Historical events like coronations, natural disasters, wars, and the like cannot be demonstrated by logical necessity to have happened. Maybe they did, and maybe they did not, as long as they are logically possible; there is still testimonial, hearsay evidence that certain events did take place—even if the documentation is from an eyewitness who made no assumptions and did not distort any information, it is still hearsay for future readers. The epistemology of history is seldom broached in a rationalistic way, but something that is more likely to come up in conversation is the terminology of dividing historical eras.
On a very broad scale, the timeline of recorded history is separated into BCE and CE, or "Before Common Era" and "Common Era". Becoming more widely used in the 1900s, these words are the more neutral replacement for BC and AD, which have very distinctively Christian origins. Now, someone who uses the abbreviations BC or AD, as well as the full phrases "Before Christ" and "Anno Domini" (the "year of the Lord"), does not have to be a Christian. It is not as if use of these phrases in any way necessitates that a person has ideological respect for Christianity, much less explicit commitment to it. The words were just the norm.
What does and does not follow from the way that BCE and CE are used? Ironically, while new terms are substituted for the conventional ones, the Before Common Era/Common Era system still keeps a general historical division entailed by Christian philosophy. The words are different, but not the ultimate timeline itself. Both BC and BCE have the same reference point for what years are before Christ or the Common Era, and both AD and CE have the same reference point for what years start with or are after Christ's birth, also referred to as the Common Era. 2016 AD is the same as 2016 CE, though even the genuine historical evidence for the life and death (as Biblically asserted) of Jesus does not point to his birth occuring in the exact year that starts the "Common Era".

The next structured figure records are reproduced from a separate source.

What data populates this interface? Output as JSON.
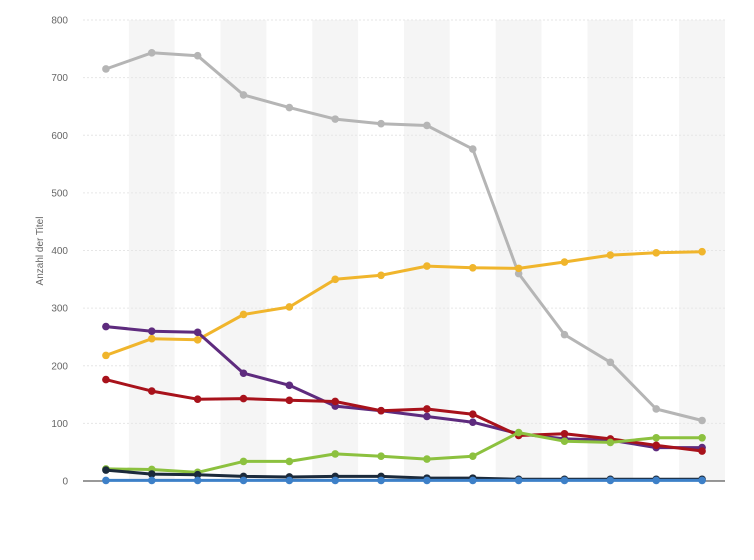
{
  "chart_data": {
    "type": "line",
    "ylabel": "Anzahl der Titel",
    "ylim": [
      0,
      800
    ],
    "yticks": [
      0,
      100,
      200,
      300,
      400,
      500,
      600,
      700,
      800
    ],
    "ytick_labels": [
      "0",
      "100",
      "200",
      "300",
      "400",
      "500",
      "600",
      "700",
      "800"
    ],
    "x": [
      1,
      2,
      3,
      4,
      5,
      6,
      7,
      8,
      9,
      10,
      11,
      12,
      13,
      14
    ],
    "grid": true,
    "background_bands": [
      "#ffffff",
      "#f5f5f5"
    ],
    "series": [
      {
        "color": "#b5b5b5",
        "values": [
          715,
          743,
          738,
          670,
          648,
          628,
          620,
          617,
          576,
          360,
          254,
          206,
          125,
          105
        ]
      },
      {
        "color": "#f0b52c",
        "values": [
          218,
          247,
          245,
          289,
          302,
          350,
          357,
          373,
          370,
          369,
          380,
          392,
          396,
          398
        ]
      },
      {
        "color": "#5e2b7e",
        "values": [
          268,
          260,
          258,
          187,
          166,
          130,
          122,
          112,
          102,
          82,
          73,
          71,
          58,
          58
        ]
      },
      {
        "color": "#a8121b",
        "values": [
          176,
          156,
          142,
          143,
          140,
          138,
          122,
          125,
          116,
          79,
          82,
          73,
          62,
          52
        ]
      },
      {
        "color": "#8cc13f",
        "values": [
          21,
          20,
          15,
          34,
          34,
          47,
          43,
          38,
          43,
          84,
          69,
          67,
          75,
          75
        ]
      },
      {
        "color": "#1b2a3b",
        "values": [
          19,
          12,
          11,
          8,
          7,
          8,
          8,
          5,
          5,
          3,
          3,
          3,
          3,
          3
        ]
      },
      {
        "color": "#3d80c8",
        "values": [
          1,
          1,
          1,
          1,
          1,
          1,
          1,
          1,
          1,
          1,
          1,
          1,
          1,
          1
        ]
      }
    ]
  }
}
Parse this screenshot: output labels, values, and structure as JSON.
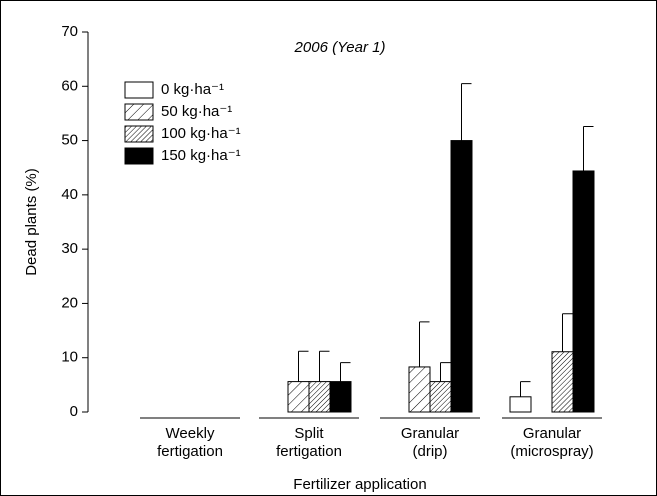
{
  "chart_data": {
    "type": "bar",
    "annotation": "2006 (Year 1)",
    "x_label": "Fertilizer application",
    "y_label": "Dead plants (%)",
    "categories": [
      [
        "Weekly",
        "fertigation"
      ],
      [
        "Split",
        "fertigation"
      ],
      [
        "Granular",
        "(drip)"
      ],
      [
        "Granular",
        "(microspray)"
      ]
    ],
    "series": [
      {
        "name": "0 kg·ha⁻¹",
        "color": "#ffffff",
        "pattern": "none",
        "values": [
          0,
          0,
          0,
          2.8
        ],
        "errors": [
          null,
          null,
          null,
          2.8
        ]
      },
      {
        "name": "50 kg·ha⁻¹",
        "color": "#ffffff",
        "pattern": "sparse-hatch",
        "values": [
          0,
          5.6,
          8.3,
          0
        ],
        "errors": [
          null,
          5.6,
          8.3,
          null
        ]
      },
      {
        "name": "100 kg·ha⁻¹",
        "color": "#ffffff",
        "pattern": "dense-hatch",
        "values": [
          0,
          5.6,
          5.6,
          11.1
        ],
        "errors": [
          null,
          5.6,
          3.5,
          7
        ]
      },
      {
        "name": "150 kg·ha⁻¹",
        "color": "#000000",
        "pattern": "solid",
        "values": [
          0,
          5.6,
          50,
          44.4
        ],
        "errors": [
          null,
          3.5,
          10.5,
          8.2
        ]
      }
    ],
    "ylim": [
      0,
      70
    ],
    "yticks": [
      0,
      10,
      20,
      30,
      40,
      50,
      60,
      70
    ],
    "legend": "top-left"
  }
}
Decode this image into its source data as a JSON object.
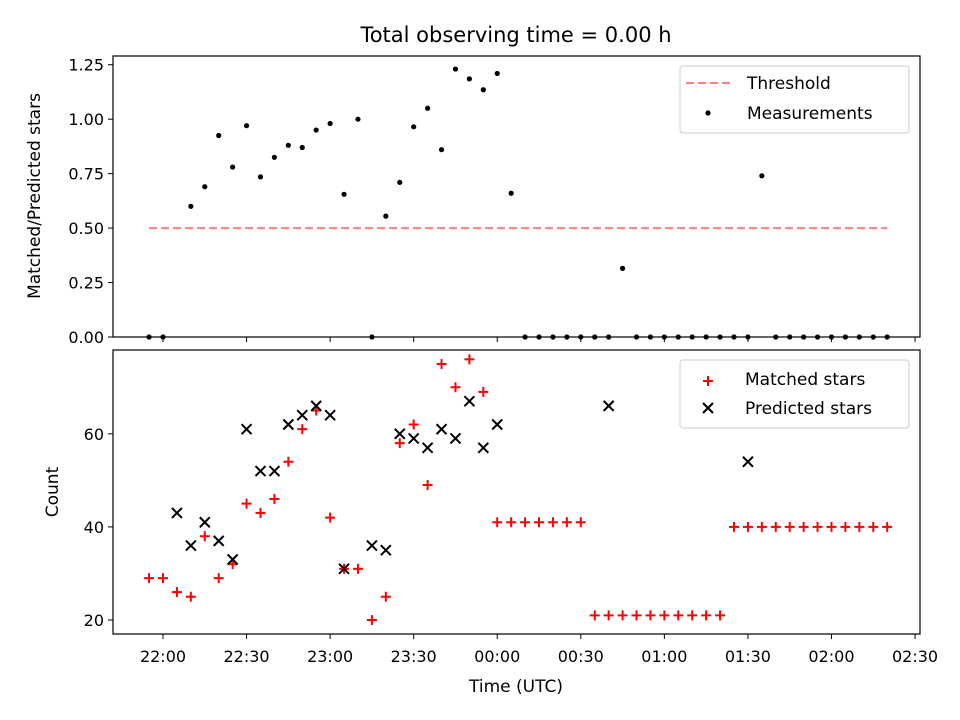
{
  "title": "Total observing time = 0.00 h",
  "xlabel": "Time (UTC)",
  "xticks": [
    "22:00",
    "22:30",
    "23:00",
    "23:30",
    "00:00",
    "00:30",
    "01:00",
    "01:30",
    "02:00",
    "02:30"
  ],
  "chart_data": [
    {
      "type": "scatter",
      "ylabel": "Matched/Predicted stars",
      "ylim": [
        0,
        1.29
      ],
      "yticks": [
        "0.00",
        "0.25",
        "0.50",
        "0.75",
        "1.00",
        "1.25"
      ],
      "ytick_values": [
        0,
        0.25,
        0.5,
        0.75,
        1.0,
        1.25
      ],
      "legend_position": "top-right",
      "threshold": {
        "name": "Threshold",
        "value": 0.5,
        "x_range": [
          -5,
          260
        ],
        "color": "#ff7f7f"
      },
      "series": [
        {
          "name": "Measurements",
          "color": "#000000",
          "x": [
            -5,
            0,
            10,
            15,
            20,
            25,
            30,
            35,
            40,
            45,
            50,
            55,
            60,
            65,
            70,
            75,
            80,
            85,
            90,
            95,
            100,
            105,
            110,
            115,
            120,
            125,
            130,
            135,
            140,
            145,
            150,
            155,
            160,
            165,
            170,
            175,
            180,
            185,
            190,
            195,
            200,
            205,
            210,
            215,
            220,
            225,
            230,
            235,
            240,
            245,
            250,
            255,
            260
          ],
          "y": [
            0,
            0,
            0.6,
            0.69,
            0.925,
            0.78,
            0.97,
            0.735,
            0.825,
            0.88,
            0.87,
            0.95,
            0.98,
            0.655,
            1.0,
            0,
            0.555,
            0.71,
            0.965,
            1.05,
            0.86,
            1.23,
            1.185,
            1.135,
            1.21,
            0.66,
            0,
            0,
            0,
            0,
            0,
            0,
            0,
            0.315,
            0,
            0,
            0,
            0,
            0,
            0,
            0,
            0,
            0,
            0.74,
            0,
            0,
            0,
            0,
            0,
            0,
            0,
            0,
            0
          ]
        }
      ]
    },
    {
      "type": "scatter",
      "ylabel": "Count",
      "ylim": [
        17,
        78
      ],
      "yticks": [
        "20",
        "40",
        "60"
      ],
      "ytick_values": [
        20,
        40,
        60
      ],
      "legend_position": "top-right",
      "series": [
        {
          "name": "Matched stars",
          "color": "#ff0000",
          "marker": "plus",
          "x": [
            -5,
            0,
            5,
            10,
            15,
            20,
            25,
            30,
            35,
            40,
            45,
            50,
            55,
            60,
            65,
            70,
            75,
            80,
            85,
            90,
            95,
            100,
            105,
            110,
            115,
            120,
            125,
            130,
            135,
            140,
            145,
            150,
            155,
            160,
            165,
            170,
            175,
            180,
            185,
            190,
            195,
            200,
            205,
            210,
            215,
            220,
            225,
            230,
            235,
            240,
            245,
            250,
            255,
            260
          ],
          "y": [
            29,
            29,
            26,
            25,
            38,
            29,
            32,
            45,
            43,
            46,
            54,
            61,
            65,
            42,
            31,
            31,
            20,
            25,
            58,
            62,
            49,
            75,
            70,
            76,
            69,
            41,
            41,
            41,
            41,
            41,
            41,
            41,
            21,
            21,
            21,
            21,
            21,
            21,
            21,
            21,
            21,
            21,
            40,
            40,
            40,
            40,
            40,
            40,
            40,
            40,
            40,
            40,
            40,
            40
          ]
        },
        {
          "name": "Predicted stars",
          "color": "#000000",
          "marker": "x",
          "x": [
            5,
            10,
            15,
            20,
            25,
            30,
            35,
            40,
            45,
            50,
            55,
            60,
            65,
            75,
            80,
            85,
            90,
            95,
            100,
            105,
            110,
            115,
            120,
            160,
            210
          ],
          "y": [
            43,
            36,
            41,
            37,
            33,
            61,
            52,
            52,
            62,
            64,
            66,
            64,
            31,
            36,
            35,
            60,
            59,
            57,
            61,
            59,
            67,
            57,
            62,
            66,
            54
          ]
        }
      ]
    }
  ]
}
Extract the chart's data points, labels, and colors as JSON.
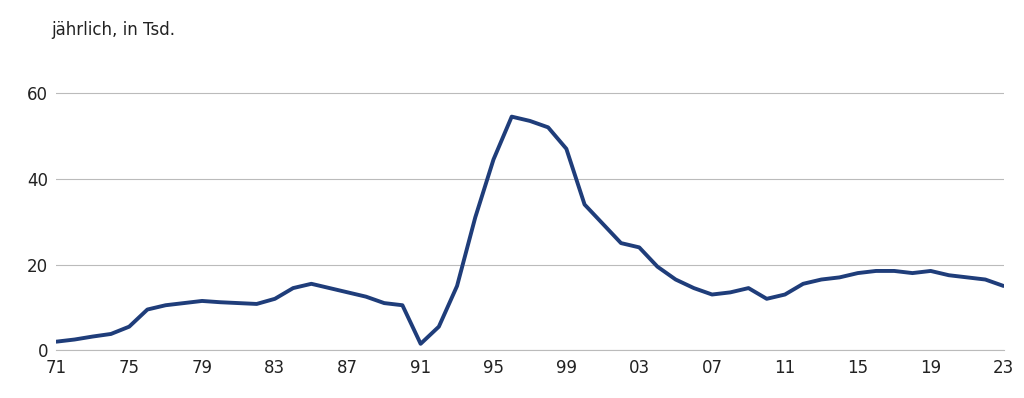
{
  "years": [
    1971,
    1972,
    1973,
    1974,
    1975,
    1976,
    1977,
    1978,
    1979,
    1980,
    1981,
    1982,
    1983,
    1984,
    1985,
    1986,
    1987,
    1988,
    1989,
    1990,
    1991,
    1992,
    1993,
    1994,
    1995,
    1996,
    1997,
    1998,
    1999,
    2000,
    2001,
    2002,
    2003,
    2004,
    2005,
    2006,
    2007,
    2008,
    2009,
    2010,
    2011,
    2012,
    2013,
    2014,
    2015,
    2016,
    2017,
    2018,
    2019,
    2020,
    2021,
    2022,
    2023
  ],
  "values": [
    2.0,
    2.5,
    3.2,
    3.8,
    5.5,
    9.5,
    10.5,
    11.0,
    11.5,
    11.2,
    11.0,
    10.8,
    12.0,
    14.5,
    15.5,
    14.5,
    13.5,
    12.5,
    11.0,
    10.5,
    1.5,
    5.5,
    15.0,
    31.0,
    44.5,
    54.5,
    53.5,
    52.0,
    47.0,
    34.0,
    29.5,
    25.0,
    24.0,
    19.5,
    16.5,
    14.5,
    13.0,
    13.5,
    14.5,
    12.0,
    13.0,
    15.5,
    16.5,
    17.0,
    18.0,
    18.5,
    18.5,
    18.0,
    18.5,
    17.5,
    17.0,
    16.5,
    15.0
  ],
  "line_color": "#1f3d7a",
  "line_width": 2.8,
  "ylabel": "jährlich, in Tsd.",
  "ylim": [
    0,
    65
  ],
  "yticks": [
    0,
    20,
    40,
    60
  ],
  "xtick_years": [
    1971,
    1975,
    1979,
    1983,
    1987,
    1991,
    1995,
    1999,
    2003,
    2007,
    2011,
    2015,
    2019,
    2023
  ],
  "xticklabels": [
    "71",
    "75",
    "79",
    "83",
    "87",
    "91",
    "95",
    "99",
    "03",
    "07",
    "11",
    "15",
    "19",
    "23"
  ],
  "background_color": "#ffffff",
  "grid_color": "#bbbbbb",
  "tick_fontsize": 12,
  "label_fontsize": 12
}
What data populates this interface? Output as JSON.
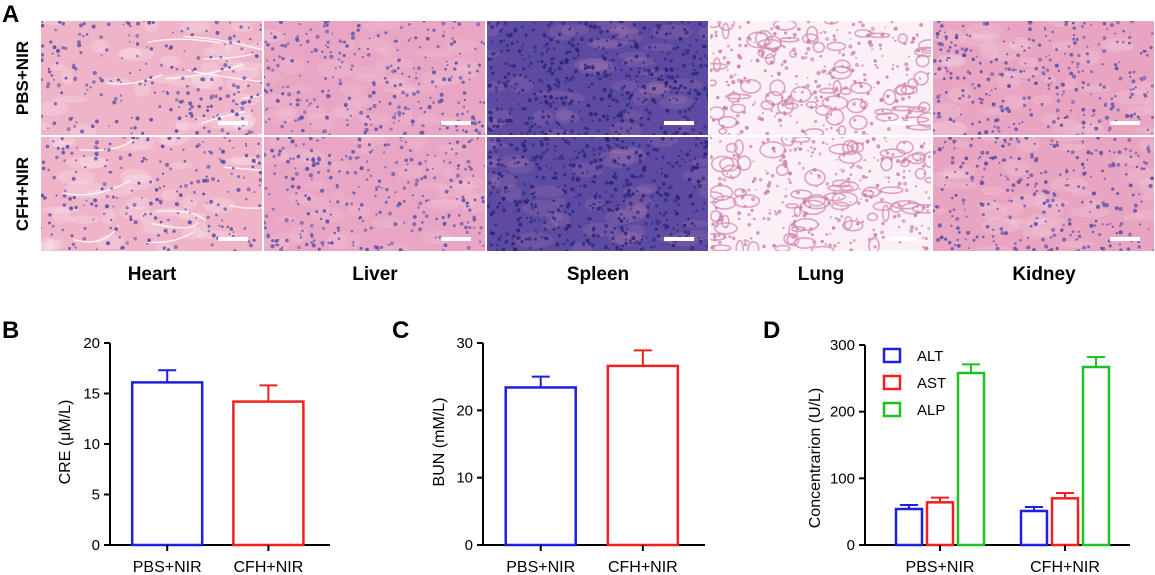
{
  "panel_a": {
    "letter": "A",
    "rows": [
      "PBS+NIR",
      "CFH+NIR"
    ],
    "organs": [
      "Heart",
      "Liver",
      "Spleen",
      "Lung",
      "Kidney"
    ],
    "tile_styles": [
      {
        "base": "#f0b4c8",
        "spot": "#5a4ea8",
        "streak": "#ffffff",
        "density": 0.25,
        "streaks": true
      },
      {
        "base": "#e8a6c4",
        "spot": "#5c52a8",
        "streak": "#f7d2e0",
        "density": 0.35,
        "streaks": false
      },
      {
        "base": "#5c4ba0",
        "spot": "#2c2478",
        "streak": "#c88ab8",
        "density": 0.9,
        "streaks": false
      },
      {
        "base": "#fbf0f5",
        "spot": "#c880a8",
        "streak": "#ffffff",
        "density": 0.35,
        "streaks": false,
        "lung": true
      },
      {
        "base": "#e8a4c0",
        "spot": "#5a4ea8",
        "streak": "#fbe6ef",
        "density": 0.4,
        "streaks": false
      }
    ],
    "scale_bar_color": "#ffffff"
  },
  "chart_data": [
    {
      "panel": "B",
      "type": "bar",
      "categories": [
        "PBS+NIR",
        "CFH+NIR"
      ],
      "values": [
        16.1,
        14.2
      ],
      "errors": [
        1.2,
        1.6
      ],
      "colors": [
        "#1f1fe0",
        "#f02020"
      ],
      "ylabel": "CRE (μM/L)",
      "ylim": [
        0,
        20
      ],
      "yticks": [
        "0",
        "5",
        "10",
        "15",
        "20"
      ]
    },
    {
      "panel": "C",
      "type": "bar",
      "categories": [
        "PBS+NIR",
        "CFH+NIR"
      ],
      "values": [
        23.4,
        26.6
      ],
      "errors": [
        1.6,
        2.3
      ],
      "colors": [
        "#1f1fe0",
        "#f02020"
      ],
      "ylabel": "BUN (mM/L)",
      "ylim": [
        0,
        30
      ],
      "yticks": [
        "0",
        "10",
        "20",
        "30"
      ]
    },
    {
      "panel": "D",
      "type": "bar",
      "categories": [
        "PBS+NIR",
        "CFH+NIR"
      ],
      "series": [
        {
          "name": "ALT",
          "color": "#1f1fe0",
          "values": [
            54,
            51
          ],
          "errors": [
            6,
            6
          ]
        },
        {
          "name": "AST",
          "color": "#f02020",
          "values": [
            64,
            70
          ],
          "errors": [
            7,
            8
          ]
        },
        {
          "name": "ALP",
          "color": "#20c020",
          "values": [
            258,
            267
          ],
          "errors": [
            13,
            15
          ]
        }
      ],
      "ylabel": "Concentrarion (U/L)",
      "ylim": [
        0,
        300
      ],
      "yticks": [
        "0",
        "100",
        "200",
        "300"
      ],
      "legend": "top-left"
    }
  ]
}
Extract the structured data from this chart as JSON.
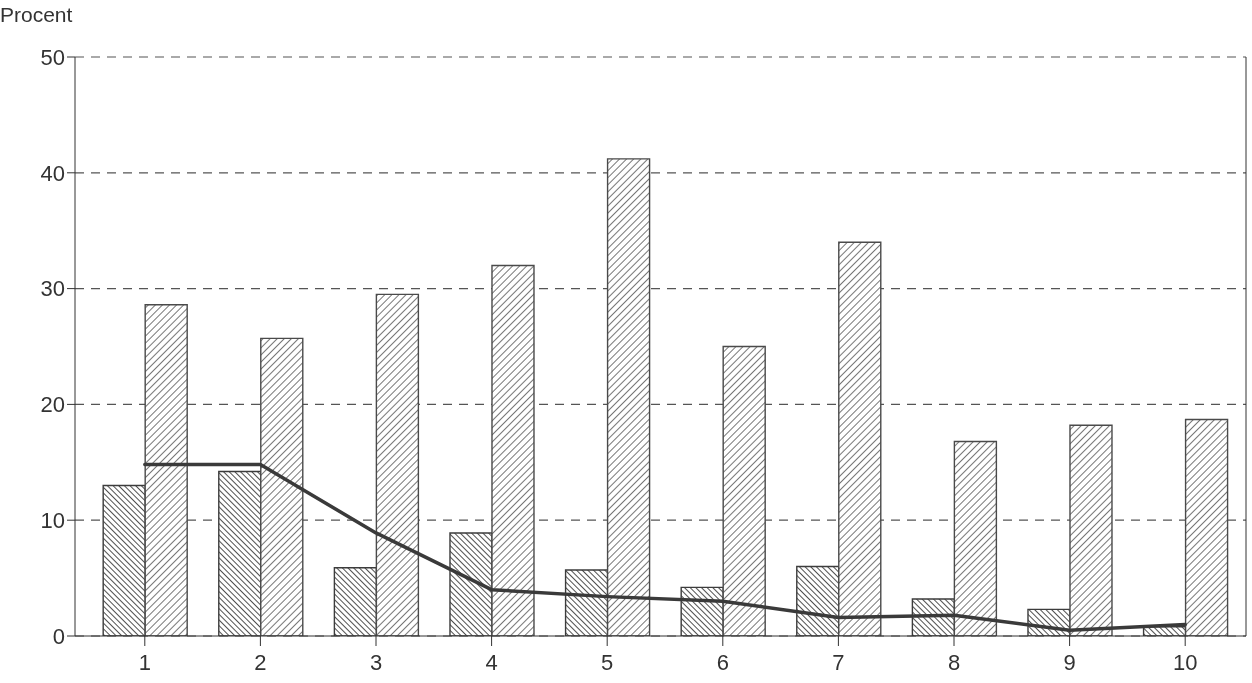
{
  "chart_data": {
    "type": "bar",
    "ylabel": "Procent",
    "categories": [
      "1",
      "2",
      "3",
      "4",
      "5",
      "6",
      "7",
      "8",
      "9",
      "10"
    ],
    "series": [
      {
        "color": "#3c3c3c",
        "values": [
          13.0,
          14.2,
          5.9,
          8.9,
          5.7,
          4.2,
          6.0,
          3.2,
          2.3,
          0.8
        ]
      },
      {
        "color": "#4a4a4a",
        "values": [
          28.6,
          25.7,
          29.5,
          32.0,
          41.2,
          25.0,
          34.0,
          16.8,
          18.2,
          18.7
        ]
      },
      {
        "type": "line",
        "color": "#3a3a3a",
        "values": [
          14.8,
          14.8,
          8.9,
          4.0,
          3.4,
          3.0,
          1.6,
          1.8,
          0.5,
          1.0
        ]
      }
    ],
    "ylim": [
      0,
      50
    ],
    "yticks": [
      0,
      10,
      20,
      30,
      40,
      50
    ],
    "grid": "y",
    "marker": "none",
    "line_style": "solid"
  }
}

The very likely historical presence of Christ was nonetheless so impactful that it eventually led to even the predominant secular timeline being assigned terms that correspond with the approximated period before and after his birth. This impact is of no small significance, nor is the prominence and influence of Christianity, either in its truly Biblical sense or its asinine distortions like evangelicalism and Catholicism, limited to the way many people have referenced the calendar and timeline of human history. Again, cultural visibility and direct/indirect acknowledgement of that visibility by using the word AD still does not mean someone is expressing affirmation of, commitment to, or even a positive disposition towards Christianity.
In spite of the writings of people like Josephus and Tacitus mentioning the historical Jesus, people who have used BC and AD in communication about history might not even think it probable that any such person lived in the first century. In no way is cultural impact in the future alone a proof that someone lived, died, and resurrected roughly two thousand years ago, but even if it was—and historical documentation could never be the same as a logically necessary truth, so this is only to show what would follow from this impossible thing—relying on the terms BC and AD is not personal assent to this, similarly to how someone can like the aesthetic of cross-related jewelry and still have no philosophical allegiance to or personal interest in Christianity.